Smacking children is set to become illegal in the UK after law changes in Wales and Scotland come into force.
The Welsh Government has announced plans to introduce legislation to make it illegal to smack children by removing the defence of 'reasonable punishment'.
If passed by the National Assembly, this will mean that smacking in Wales will become illegal.
The news follows the Scottish government last month stating that they were planning to introduce an outright ban of the physical punishment of children.
According to the Guardian, John Finnie, the justice spokesperson for the Scottish Greens, proposed removing the defence of “justifiable assault” from Scottish law, giving children the same legal protection as adults.
It is currently legal in both countries for parents to physically discipline their children but both countries are planning to change these laws.

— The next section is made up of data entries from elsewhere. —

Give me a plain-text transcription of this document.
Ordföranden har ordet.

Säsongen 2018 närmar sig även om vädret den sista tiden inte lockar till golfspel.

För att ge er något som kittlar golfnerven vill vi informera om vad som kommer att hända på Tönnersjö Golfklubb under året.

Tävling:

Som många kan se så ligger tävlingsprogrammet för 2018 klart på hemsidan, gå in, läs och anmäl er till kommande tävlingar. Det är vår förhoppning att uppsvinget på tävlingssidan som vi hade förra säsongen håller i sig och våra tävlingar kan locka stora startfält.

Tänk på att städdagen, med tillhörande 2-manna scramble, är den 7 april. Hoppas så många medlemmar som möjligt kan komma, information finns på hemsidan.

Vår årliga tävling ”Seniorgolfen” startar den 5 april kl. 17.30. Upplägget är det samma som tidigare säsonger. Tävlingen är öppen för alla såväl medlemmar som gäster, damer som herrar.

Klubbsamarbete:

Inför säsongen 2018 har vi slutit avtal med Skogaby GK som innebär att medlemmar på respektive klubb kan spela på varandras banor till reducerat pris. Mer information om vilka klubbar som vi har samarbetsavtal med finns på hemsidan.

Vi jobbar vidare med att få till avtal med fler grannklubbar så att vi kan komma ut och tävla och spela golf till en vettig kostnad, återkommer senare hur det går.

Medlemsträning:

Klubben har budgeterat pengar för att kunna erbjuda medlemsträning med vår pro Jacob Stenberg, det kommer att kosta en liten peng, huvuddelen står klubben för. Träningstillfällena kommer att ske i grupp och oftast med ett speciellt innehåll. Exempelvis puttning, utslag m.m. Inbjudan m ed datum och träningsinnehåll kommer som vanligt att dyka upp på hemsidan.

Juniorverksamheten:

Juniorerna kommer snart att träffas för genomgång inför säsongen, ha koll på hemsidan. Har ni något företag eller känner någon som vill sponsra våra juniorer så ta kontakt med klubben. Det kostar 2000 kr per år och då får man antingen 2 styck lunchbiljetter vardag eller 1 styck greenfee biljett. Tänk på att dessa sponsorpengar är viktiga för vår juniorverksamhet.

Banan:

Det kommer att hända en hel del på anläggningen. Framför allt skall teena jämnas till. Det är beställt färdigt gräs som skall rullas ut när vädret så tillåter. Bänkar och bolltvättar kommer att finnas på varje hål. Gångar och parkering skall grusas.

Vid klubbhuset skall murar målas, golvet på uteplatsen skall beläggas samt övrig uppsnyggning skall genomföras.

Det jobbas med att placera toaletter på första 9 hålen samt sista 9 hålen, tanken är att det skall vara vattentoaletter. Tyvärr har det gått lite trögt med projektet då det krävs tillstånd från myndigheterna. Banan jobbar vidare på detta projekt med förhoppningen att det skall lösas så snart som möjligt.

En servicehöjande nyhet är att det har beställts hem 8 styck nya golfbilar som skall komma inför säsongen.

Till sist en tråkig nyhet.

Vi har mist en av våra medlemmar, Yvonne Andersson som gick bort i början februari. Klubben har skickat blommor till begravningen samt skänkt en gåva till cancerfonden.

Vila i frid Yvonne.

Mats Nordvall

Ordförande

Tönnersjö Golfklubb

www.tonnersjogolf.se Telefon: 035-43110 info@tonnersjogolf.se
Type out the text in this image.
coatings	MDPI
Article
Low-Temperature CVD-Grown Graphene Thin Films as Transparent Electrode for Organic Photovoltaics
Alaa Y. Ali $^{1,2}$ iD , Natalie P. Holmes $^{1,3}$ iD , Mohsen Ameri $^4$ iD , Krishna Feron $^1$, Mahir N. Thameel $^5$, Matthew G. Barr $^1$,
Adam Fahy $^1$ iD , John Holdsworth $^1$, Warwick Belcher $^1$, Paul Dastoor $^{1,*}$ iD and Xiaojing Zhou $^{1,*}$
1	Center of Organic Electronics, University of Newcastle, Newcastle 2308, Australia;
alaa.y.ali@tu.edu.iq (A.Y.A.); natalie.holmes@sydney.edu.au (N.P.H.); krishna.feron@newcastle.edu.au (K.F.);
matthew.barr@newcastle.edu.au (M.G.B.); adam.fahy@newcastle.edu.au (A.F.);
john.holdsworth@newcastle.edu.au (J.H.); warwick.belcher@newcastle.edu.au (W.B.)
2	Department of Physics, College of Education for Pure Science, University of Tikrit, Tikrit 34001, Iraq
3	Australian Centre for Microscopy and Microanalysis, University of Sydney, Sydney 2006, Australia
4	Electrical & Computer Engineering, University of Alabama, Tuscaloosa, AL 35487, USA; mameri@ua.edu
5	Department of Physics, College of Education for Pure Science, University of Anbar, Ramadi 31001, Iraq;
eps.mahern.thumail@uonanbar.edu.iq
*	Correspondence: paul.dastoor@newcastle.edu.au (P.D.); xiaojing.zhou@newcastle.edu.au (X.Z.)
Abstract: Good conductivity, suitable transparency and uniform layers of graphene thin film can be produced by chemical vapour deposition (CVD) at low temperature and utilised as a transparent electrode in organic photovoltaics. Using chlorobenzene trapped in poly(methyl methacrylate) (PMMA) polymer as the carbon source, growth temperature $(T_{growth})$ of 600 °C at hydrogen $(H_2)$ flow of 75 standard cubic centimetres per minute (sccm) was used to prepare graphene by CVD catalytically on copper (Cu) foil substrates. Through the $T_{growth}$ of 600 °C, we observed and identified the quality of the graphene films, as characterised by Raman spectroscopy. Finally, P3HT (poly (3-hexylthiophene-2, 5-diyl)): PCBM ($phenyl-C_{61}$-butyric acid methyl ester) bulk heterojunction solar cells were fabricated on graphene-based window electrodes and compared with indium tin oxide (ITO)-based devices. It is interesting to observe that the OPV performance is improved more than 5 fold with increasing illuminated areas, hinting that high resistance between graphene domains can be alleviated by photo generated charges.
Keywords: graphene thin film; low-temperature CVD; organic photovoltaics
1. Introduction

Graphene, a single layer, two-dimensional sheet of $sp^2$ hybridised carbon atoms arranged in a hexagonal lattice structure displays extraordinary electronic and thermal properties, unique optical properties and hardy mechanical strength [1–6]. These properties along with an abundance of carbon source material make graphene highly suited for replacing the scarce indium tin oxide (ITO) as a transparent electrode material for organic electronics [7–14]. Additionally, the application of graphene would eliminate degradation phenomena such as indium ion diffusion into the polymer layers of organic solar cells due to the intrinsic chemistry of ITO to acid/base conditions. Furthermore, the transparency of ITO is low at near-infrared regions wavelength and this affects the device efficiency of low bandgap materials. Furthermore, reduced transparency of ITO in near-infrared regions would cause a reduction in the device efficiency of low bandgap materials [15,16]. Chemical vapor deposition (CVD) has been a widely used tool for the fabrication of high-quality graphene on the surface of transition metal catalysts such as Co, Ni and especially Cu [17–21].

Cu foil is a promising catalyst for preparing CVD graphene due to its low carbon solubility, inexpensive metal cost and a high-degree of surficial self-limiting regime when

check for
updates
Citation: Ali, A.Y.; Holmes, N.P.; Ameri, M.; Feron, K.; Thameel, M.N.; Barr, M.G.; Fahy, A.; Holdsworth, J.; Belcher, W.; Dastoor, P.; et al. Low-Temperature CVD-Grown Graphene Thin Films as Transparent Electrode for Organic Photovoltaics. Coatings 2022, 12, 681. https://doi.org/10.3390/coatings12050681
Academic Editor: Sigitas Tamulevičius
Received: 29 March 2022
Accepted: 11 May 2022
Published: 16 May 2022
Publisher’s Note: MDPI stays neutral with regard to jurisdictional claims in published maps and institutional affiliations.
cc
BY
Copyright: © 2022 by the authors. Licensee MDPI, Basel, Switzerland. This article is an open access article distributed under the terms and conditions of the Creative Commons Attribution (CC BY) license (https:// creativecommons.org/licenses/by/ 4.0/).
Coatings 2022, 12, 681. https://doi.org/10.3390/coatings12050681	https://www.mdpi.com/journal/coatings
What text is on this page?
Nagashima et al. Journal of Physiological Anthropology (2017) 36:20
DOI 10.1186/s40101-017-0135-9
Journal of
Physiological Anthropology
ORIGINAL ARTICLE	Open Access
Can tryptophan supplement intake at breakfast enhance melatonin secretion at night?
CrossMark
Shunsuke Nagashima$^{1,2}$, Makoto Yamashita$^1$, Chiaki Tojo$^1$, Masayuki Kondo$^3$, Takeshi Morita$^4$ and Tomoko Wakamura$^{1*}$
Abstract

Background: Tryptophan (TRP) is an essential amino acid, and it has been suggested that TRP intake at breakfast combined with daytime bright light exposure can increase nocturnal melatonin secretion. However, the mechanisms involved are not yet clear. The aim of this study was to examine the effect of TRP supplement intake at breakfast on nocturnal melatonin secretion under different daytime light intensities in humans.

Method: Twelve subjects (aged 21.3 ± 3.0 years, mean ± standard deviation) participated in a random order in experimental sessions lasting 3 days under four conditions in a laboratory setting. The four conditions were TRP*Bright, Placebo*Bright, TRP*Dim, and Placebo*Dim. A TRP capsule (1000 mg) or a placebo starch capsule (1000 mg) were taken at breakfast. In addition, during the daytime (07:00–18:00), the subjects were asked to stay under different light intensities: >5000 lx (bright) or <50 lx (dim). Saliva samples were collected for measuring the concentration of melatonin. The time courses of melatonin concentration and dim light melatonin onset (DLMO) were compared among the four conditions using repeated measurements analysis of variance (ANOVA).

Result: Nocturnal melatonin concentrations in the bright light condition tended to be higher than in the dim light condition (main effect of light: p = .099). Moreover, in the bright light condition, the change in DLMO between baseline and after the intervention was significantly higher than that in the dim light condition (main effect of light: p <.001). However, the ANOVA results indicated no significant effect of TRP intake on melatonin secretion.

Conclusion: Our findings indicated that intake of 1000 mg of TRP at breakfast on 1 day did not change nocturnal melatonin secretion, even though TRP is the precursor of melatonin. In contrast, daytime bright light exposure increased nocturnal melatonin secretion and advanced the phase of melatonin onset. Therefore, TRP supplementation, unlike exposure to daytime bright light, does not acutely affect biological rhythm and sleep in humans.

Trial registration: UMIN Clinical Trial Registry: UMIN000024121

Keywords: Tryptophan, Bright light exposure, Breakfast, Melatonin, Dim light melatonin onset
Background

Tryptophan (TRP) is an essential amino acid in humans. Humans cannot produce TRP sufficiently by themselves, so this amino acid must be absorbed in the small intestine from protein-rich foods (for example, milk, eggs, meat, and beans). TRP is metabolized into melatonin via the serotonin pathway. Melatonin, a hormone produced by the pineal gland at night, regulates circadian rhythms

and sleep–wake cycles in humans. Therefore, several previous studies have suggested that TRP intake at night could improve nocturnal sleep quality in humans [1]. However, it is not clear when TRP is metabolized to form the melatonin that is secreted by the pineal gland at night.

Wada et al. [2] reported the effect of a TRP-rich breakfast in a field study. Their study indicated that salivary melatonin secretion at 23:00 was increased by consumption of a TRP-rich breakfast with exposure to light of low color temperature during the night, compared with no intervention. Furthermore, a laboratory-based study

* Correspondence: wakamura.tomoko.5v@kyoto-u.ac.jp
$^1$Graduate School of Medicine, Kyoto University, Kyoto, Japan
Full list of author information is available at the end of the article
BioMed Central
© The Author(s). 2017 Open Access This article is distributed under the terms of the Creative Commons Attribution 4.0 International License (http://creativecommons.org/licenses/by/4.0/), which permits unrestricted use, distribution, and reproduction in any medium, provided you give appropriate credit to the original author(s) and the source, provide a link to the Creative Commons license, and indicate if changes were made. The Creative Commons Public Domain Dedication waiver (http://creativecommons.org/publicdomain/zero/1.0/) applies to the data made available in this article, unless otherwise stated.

While it is still illegal for parents in England to hit their children, they still have a legal defence if they do it.
However, if these laws in Scotland and Wales are approved, this could mean English parents could be prosecuted if they smack their child over the borders.
According to Child Law Advice, it is unlawful for a parent or carer in England to smack their child, except where this amounts to a 'reasonable punishment'.
This defence is laid down in section 58 Children Act 2004,but it is not defined in this legislation.
Factors such as the age of the child and the nature of the smack are all taken into account of whether this amounts to 'reasonable punishment'.
It is illegal for teachers, nursery workers and child care workers to smack another person’s child.
A parent can be charged with a criminal offence if they harm their child under the following certain offences:
- an offence under sections 18 and 20 Offences against the Person Act 1861(wounding and causing grievous bodily harm)
- an offence under section 47 of that act (assault occasioning actual bodily harm)
- an offence under section 1 Children and Young Persons Act 1933 (cruelty to persons under 16).
Determining what charge will be made depends on the harm caused to the child.